Size: each audio clip must be under 15 MB. Request body size must not exceed 64 MB.

6. Run compliance detection first

If the input contains people in images, videos, or audio, click the Compliance Check button above the node before generation.

7. Generate after detection succeeds

A green mark means detection succeeded. You can then proceed to generation.

8. Batch asset detection workflow

If you have many people-related images, videos, or audio clips, run batch asset detection in advance to avoid copyright issues.

9. Enter the Asset Library from the homepage

10. Create an asset group

11. Add assets and wait for them to be stored

The "Stored" status means the asset passed detection.
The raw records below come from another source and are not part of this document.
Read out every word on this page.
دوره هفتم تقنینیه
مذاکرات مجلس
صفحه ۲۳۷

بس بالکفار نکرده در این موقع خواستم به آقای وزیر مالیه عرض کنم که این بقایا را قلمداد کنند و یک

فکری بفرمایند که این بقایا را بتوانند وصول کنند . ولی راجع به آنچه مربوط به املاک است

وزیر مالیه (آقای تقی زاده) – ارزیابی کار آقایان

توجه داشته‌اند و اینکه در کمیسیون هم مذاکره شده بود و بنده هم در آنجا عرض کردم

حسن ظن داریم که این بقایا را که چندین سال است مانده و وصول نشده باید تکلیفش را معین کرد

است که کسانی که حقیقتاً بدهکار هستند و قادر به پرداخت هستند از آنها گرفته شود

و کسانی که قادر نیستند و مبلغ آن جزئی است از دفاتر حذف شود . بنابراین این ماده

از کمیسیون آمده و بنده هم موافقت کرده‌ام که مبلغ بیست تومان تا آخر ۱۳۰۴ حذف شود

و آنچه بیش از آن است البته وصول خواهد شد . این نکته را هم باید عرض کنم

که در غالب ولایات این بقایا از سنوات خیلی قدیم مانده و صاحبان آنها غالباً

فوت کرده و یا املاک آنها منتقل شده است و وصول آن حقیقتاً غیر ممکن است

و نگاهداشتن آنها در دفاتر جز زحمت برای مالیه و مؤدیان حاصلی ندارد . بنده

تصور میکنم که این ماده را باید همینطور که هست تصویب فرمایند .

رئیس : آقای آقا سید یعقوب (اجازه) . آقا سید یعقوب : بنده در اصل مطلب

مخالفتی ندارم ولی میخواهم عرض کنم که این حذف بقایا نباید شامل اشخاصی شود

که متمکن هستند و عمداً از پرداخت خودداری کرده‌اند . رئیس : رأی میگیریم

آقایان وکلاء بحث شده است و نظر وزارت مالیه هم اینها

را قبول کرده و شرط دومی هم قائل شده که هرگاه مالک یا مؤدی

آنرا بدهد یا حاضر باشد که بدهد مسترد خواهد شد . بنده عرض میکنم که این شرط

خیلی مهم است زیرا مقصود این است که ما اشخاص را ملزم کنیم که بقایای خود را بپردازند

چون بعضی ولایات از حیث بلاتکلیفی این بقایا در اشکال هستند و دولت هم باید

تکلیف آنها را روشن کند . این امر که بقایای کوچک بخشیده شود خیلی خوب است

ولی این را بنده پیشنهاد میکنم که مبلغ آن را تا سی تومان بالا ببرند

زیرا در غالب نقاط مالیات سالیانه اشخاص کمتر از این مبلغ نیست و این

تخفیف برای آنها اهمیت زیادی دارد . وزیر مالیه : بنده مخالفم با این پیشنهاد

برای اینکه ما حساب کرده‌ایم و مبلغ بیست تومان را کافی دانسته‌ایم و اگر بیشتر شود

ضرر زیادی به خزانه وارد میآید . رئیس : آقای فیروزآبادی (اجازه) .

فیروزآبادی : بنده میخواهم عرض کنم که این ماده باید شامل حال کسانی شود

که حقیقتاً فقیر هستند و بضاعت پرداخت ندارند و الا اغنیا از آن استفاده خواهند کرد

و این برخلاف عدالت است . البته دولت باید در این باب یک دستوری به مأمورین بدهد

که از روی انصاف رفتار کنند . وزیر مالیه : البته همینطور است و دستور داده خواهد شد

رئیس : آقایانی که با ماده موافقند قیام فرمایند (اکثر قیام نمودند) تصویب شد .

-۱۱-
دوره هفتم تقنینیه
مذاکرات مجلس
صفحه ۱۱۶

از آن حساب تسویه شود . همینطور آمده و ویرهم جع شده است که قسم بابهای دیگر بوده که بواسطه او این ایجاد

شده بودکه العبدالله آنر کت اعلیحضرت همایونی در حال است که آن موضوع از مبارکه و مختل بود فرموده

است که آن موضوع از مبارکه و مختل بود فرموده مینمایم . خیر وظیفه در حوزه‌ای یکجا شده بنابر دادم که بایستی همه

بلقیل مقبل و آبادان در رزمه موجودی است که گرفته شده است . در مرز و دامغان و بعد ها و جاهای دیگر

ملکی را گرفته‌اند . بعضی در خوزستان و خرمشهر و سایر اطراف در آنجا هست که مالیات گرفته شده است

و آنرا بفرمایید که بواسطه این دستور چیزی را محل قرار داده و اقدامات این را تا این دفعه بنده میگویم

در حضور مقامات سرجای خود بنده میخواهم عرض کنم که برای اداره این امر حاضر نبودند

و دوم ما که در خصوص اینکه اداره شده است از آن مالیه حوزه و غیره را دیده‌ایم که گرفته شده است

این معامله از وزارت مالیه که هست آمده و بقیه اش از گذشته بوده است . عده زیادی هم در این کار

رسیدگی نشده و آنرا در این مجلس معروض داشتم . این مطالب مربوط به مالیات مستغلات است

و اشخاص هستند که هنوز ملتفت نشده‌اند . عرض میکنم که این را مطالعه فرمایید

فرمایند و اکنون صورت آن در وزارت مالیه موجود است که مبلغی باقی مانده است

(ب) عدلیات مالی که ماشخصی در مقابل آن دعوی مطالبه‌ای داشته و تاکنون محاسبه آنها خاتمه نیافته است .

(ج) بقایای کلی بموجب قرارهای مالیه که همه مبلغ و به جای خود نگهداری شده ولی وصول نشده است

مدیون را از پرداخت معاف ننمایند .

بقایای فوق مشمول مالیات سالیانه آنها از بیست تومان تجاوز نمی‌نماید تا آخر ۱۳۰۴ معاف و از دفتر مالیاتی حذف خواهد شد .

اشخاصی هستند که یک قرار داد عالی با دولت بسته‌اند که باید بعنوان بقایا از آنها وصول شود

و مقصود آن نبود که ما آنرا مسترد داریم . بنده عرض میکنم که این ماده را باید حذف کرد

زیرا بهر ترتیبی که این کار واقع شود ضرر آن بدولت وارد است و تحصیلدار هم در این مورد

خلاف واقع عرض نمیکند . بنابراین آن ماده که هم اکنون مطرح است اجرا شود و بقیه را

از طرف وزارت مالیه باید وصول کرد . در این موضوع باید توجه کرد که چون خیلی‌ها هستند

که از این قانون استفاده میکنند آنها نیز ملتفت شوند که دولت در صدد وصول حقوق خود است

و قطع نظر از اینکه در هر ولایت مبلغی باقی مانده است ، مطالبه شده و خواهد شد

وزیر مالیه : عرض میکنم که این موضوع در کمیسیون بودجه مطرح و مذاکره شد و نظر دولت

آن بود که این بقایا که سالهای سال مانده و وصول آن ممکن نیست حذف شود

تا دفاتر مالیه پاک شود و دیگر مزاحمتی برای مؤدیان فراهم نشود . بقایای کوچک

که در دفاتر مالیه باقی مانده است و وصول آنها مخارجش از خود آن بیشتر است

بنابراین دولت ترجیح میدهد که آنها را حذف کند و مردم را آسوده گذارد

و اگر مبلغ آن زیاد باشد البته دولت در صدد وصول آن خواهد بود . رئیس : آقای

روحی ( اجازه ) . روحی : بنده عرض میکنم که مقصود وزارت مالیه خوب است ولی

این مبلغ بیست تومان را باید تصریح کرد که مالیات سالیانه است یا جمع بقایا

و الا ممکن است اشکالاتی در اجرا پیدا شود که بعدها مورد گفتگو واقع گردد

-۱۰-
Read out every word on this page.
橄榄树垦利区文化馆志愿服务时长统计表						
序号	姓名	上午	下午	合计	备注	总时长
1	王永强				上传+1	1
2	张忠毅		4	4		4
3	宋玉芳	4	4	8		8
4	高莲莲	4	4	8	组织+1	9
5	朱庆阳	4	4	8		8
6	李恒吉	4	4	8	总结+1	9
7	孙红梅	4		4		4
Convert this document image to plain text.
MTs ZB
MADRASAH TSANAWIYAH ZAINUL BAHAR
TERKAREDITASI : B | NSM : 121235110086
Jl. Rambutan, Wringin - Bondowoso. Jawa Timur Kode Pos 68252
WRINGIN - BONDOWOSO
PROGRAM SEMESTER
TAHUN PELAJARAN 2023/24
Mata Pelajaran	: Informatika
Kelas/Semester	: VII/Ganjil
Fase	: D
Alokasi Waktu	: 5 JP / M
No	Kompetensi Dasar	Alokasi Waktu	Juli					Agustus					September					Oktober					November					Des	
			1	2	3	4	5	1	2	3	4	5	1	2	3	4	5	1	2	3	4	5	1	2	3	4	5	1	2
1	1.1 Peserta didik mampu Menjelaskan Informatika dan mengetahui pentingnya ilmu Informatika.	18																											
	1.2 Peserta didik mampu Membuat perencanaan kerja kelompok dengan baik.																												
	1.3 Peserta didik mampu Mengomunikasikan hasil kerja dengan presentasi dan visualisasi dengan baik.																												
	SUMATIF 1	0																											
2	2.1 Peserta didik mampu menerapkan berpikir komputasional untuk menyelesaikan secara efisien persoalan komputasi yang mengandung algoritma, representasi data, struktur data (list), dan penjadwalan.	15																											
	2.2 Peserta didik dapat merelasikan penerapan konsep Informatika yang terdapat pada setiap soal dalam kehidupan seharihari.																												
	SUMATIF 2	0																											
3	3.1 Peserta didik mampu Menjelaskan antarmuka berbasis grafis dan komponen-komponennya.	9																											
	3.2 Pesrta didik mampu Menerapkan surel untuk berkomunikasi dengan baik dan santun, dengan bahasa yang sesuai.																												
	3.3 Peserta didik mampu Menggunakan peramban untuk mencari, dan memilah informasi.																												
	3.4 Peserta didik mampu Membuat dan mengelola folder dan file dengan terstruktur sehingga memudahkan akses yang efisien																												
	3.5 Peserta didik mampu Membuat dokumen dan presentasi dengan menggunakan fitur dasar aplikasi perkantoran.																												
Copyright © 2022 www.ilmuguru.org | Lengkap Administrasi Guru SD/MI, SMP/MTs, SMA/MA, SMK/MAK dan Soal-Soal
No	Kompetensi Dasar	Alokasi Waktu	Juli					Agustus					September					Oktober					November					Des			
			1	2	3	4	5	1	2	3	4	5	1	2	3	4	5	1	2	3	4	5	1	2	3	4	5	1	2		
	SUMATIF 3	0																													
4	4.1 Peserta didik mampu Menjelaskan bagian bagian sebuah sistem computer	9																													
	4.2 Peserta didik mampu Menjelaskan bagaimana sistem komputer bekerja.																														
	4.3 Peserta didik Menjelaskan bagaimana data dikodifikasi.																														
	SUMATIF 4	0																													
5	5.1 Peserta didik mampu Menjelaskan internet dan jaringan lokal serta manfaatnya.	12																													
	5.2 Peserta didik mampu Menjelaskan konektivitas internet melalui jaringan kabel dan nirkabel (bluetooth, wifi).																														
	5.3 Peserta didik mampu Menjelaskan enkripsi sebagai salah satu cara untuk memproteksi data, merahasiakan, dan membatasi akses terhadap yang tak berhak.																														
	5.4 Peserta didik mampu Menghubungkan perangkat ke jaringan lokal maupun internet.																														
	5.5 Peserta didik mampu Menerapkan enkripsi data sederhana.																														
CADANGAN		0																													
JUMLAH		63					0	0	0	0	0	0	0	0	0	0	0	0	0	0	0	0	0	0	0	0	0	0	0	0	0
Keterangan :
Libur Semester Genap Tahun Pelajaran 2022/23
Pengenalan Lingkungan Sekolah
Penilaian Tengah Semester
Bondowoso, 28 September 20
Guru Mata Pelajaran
Note that uploaded assets can include images, videos, and audio.

Image requirements: jpeg, png, webp, bmp, tiff, gif, heic/heif; aspect ratio (width / height): (0.4, 2.5); width and height length (px): (300, 6000); each image must be under 30 MB.

Video requirements: mp4, mov; resolution: 480p, 720p; each video must be 2-15 seconds; aspect ratio (width / height): [0.4, 2.5]; width and height length (px): [300, 6000]; total pixels must fit [409600, 927408]; each video must be under 50 MB; frame rate (FPS): [24, 60].

Audio requirements: wav, mp3; each audio clip must be 2-15 seconds; each audio clip must be under 15 MB.